Create a wrapper for the HSNE data scale. The function HSne.get_scale() works more directly than calling the constructor on this class.

Parameters
hsneHSne

The hierarchical SNE being explored

scale_numberint

The scale from the nsne to wrap

Examples

Using the initializer to create an HSneScale wrapper. Scale 0 contains the datapoints. (Prefer the HSne.get_scale function)

>>> import nptsne
>>> scale = nptsne.HSneScale(sample_hsne, 0)
>>> scale.num_points
10000
Attributes
num_points

int: The number of landmark points in this scale

transition_matrix

The transition (probability) matrix in this scale.

landmark_orig_indexes

Original data indexes for each landmark in this scale.

get_landmark_weight(self: nptsne.libs._nptsne.HSneScale) → numpy.ndarray[float32]

The weights per landmark in the scale.

Returns
ndarray

Weights array in landmark index order

Examples

The size of landmark weights should match the number of points

>>> num_points = sample_scale2.num_points
>>> weights = sample_scale2.get_landmark_weight()
>>> weights.shape[0] == num_points
True

All weights at scale 0 should be 1.0

>>> weights = sample_scale0.get_landmark_weight()
>>> test = weights[0] == 1.0
>>> test.all()
True
property landmark_orig_indexes

Original data indexes for each landmark in this scale.

Returns
ndarray:

An ndarray of the original data indexes.

Examples

At scale 0 the landmarks are all the data points.

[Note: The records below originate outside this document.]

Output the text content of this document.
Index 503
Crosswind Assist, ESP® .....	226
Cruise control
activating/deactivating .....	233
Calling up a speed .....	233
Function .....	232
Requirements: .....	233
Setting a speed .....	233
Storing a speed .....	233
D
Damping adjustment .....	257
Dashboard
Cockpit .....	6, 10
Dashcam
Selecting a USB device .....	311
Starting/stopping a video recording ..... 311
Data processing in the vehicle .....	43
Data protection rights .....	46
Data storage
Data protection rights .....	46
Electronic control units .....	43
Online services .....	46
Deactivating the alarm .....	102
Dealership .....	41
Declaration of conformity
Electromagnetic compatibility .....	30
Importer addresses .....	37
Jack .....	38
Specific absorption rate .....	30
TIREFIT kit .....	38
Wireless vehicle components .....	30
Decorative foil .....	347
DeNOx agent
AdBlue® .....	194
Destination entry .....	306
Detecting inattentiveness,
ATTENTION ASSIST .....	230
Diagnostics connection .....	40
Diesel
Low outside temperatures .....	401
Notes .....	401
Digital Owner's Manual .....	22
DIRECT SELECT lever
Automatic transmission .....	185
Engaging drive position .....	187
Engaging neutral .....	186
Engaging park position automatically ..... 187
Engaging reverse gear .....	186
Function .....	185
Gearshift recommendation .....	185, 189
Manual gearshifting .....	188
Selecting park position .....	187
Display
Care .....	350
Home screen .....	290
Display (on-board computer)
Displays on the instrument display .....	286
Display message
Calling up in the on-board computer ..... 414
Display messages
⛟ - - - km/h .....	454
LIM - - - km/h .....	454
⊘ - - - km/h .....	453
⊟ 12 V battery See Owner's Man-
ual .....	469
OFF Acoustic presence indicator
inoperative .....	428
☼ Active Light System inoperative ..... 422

>>> sample_scale0.landmark_orig_indexes.shape
(10000,)
>>> sample_scale0.landmark_orig_indexes[0]
0
>>> sample_scale0.landmark_orig_indexes[9999]
9999
property num_points

int: The number of landmark points in this scale

Examples

>>> sample_scale0.num_points
10000
property transition_matrix

The transition (probability) matrix in this scale.

Returns
list(list(tuple)):

The transition (probability) matrix in this scale

Notes

The list returned has one entry for each landmark point, each entry is a list The inner list contains tuples where the first item is an integer landmark index in the scale and the second item is the transition matrix value for the two points. The resulting matrix is sparse

Examples

The size of landmark weights should match the number of points

>>> num_points = sample_scale2.num_points
>>> matrix = sample_scale2.transition_matrix
>>> len(matrix) == num_points
True
class nptsne.KnnAlgorithm(self: nptsne.libs._nptsne.KnnAlgorithm, arg0: int) → None

Bases: pybind11_builtins.pybind11_object

Enumeration used to select the knn algorithm used. Three possibilities are supported:

KnnAlgorithm.Flann: Knn using FLANN - Fast Library for Approximate Nearest Neighbors KnnAlgorithm.HNSW: Knn using Hnswlib - fast approximate nearest neighbor search KnnAlgorithm.Annoy: Knn using Annoy - Spotify Approximate Nearest Neighbors Oh Yeah

Members:

Flann

HNSW

Annoy

Annoy = KnnAlgorithm.Annoy
Flann = KnnAlgorithm.Flann
HNSW = KnnAlgorithm.HNSW
property name

(self: handle) -> str

class nptsne.TextureTsne(self: nptsne.libs._nptsne.TextureTsne, verbose: bool = False, iterations: int = 1000, num_target_dimensions: int = 2, perplexity: int = 30, exaggeration_iter: int = 250, knn_algorithm: nptsne.libs._nptsne.KnnAlgorithm = KnnAlgorithm.Flann) → None

Bases: pybind11_builtins.pybind11_object

Create a wrapper class for the linear tSNE implementation.

Parameters
verbosebool

Enable verbose logging to standard output

iterationsint

The number of iterations to perform. This must be at least 1000.

num_target_dimensionsint

The number of dimensions for the output embedding. Default is 2.

perplexityint

The tSNE parameter that defines the neighborhood size. Usually between 10 and 30. Default is 30.

exaggeration_iterint

The iteration when force exaggeration starts to decay.

knn_algorithmKnnAlgorithm

The knn algorithm used for the nearest neighbor calculation. The default is Flann for less than 50 dimensions HNSW may be faster

Notes

TextureTsne is a GPU compute shader implementation of the gradient descent linear tSNE. If the system does not support OpenGL 4.3 an abover the implementation falls back to the a Texture rendering approach as described in [1].

References

1

Pezzotti, N., Thijssen, J., Mordvintsev, A., Höllt, T., Van Lew, B., Lelieveldt, B.P.F., Eisemann, E., Vilanova, A. GPGPU Linear Complexity t-SNE Optimization IEEE Transactions on Visualization and Computer Graphics 26, 1172–1181

Examples

Create an TextureTsne wrapper

>>> import nptsne
>>> tsne = nptsne.TextureTsne(verbose=True)
>>> tsne.verbose
True
>>> tsne.iterations
1000
>>> tsne.num_target_dimensions
2
>>> tsne.perplexity
30
>>> tsne.exaggeration_iter
250
fit_transform(self: nptsne.libs._nptsne.TextureTsne, X: numpy.ndarray[float32]) → numpy.ndarray[float32]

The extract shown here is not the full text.